Third, the draft recommendations continue to fan the flames of confusion among doctors and patients alike. With the USPSTF, American Cancer Society (ACS), and American College of Obstetricians and Gynecologists (ACOG) all offering different recommendations, there is a lack of consensus, and inconsistencies in data, research and statistics. As of Oct. 20, 2015, ACS recommends that women begin annual mammograms at age 45, with biennial mammograms beginning at age 55, and ACOG continues to recommend that annual screenings begin at age 40 for all women. Before patients and providers embrace a significant departure from well-established medical guidelines, it is important to have sufficient data, research and consensus to support the changes — all of which are currently lacking.
Fourth, there is the potential that lawmakers could seek to give USPSTF’s recommendations legal effect. As it stands now, USPSTF is an advisory committee commissioned to provide recommendations and feedback to the Department of Health and Human Services. However, given that the Affordable Care Act (ACA) created a requirement that an A or B rating from USPSTF is automatically covered by private insurance, there is serious concern that insurers will not cover or cease to cover anything with a lower grade. Or of further concern is that Congress — in the future — could give greater power to USPSTF or enact legislation making its recommendations the final word on what insurance companies will — and do not — have to cover.

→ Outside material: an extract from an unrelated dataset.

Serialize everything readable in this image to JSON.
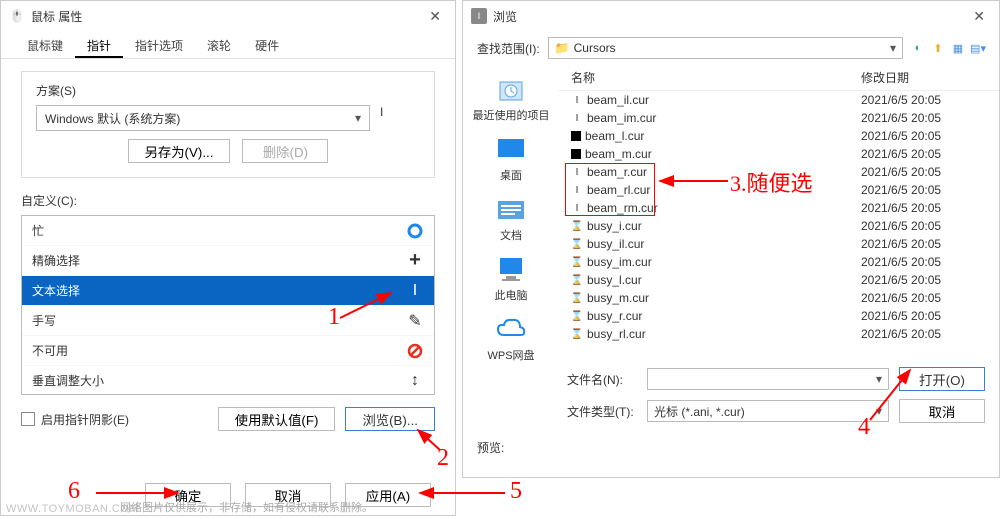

Fifth, the recommendations interfere with the sacrosanct doctor-patient relationship and expose a doctor to potential medical malpractice liability. Because there are conflicting recommendations among USPSTF, ACS and ACOG, it is unclear which recommendation would be used to establish the appropriate standard of care. Accordingly, a hold harmless provision — like the one added to the legislation repealing the Medicare sustainable growth rate — needs to be specifically applied to breast cancer screenings and mammography.
As a retired OB-GYN, my goal — always — was to provide high-quality, evidence-based care, consistent with professional clinical guidelines. The present lack of consensus, however, has created an incredibly challenging situation for practicing physicians as they navigate the conflicting information and seek to provide best and most appropriate care to their patients.
Until there is consensus and sufficient data to support USPSTF’s recommendations, we should continue to err on the side of early detection. Accordingly, I urge my former colleagues to pass the Protect Access to Lifesaving Screenings (PALS) Act (H.R. 3339 and S. 1926), bipartisan legislation that places a two-year moratorium on implementation of USPSTF breast cancer screening recommendations — so that we can analyze the research, arrive at a medical consensus, and save women’s lives.
Gingrey, M.D., is a senior adviser at the District Policy Group, a boutique policy and lobbying practice within Drinker Biddle & Reath. Dr. Gingrey is a former U.S. congressman who served Georgia’s 11th congressional district from 2003 to 2015. The views expressed are the author’s own and are not an endorsement of the legislation mentioned.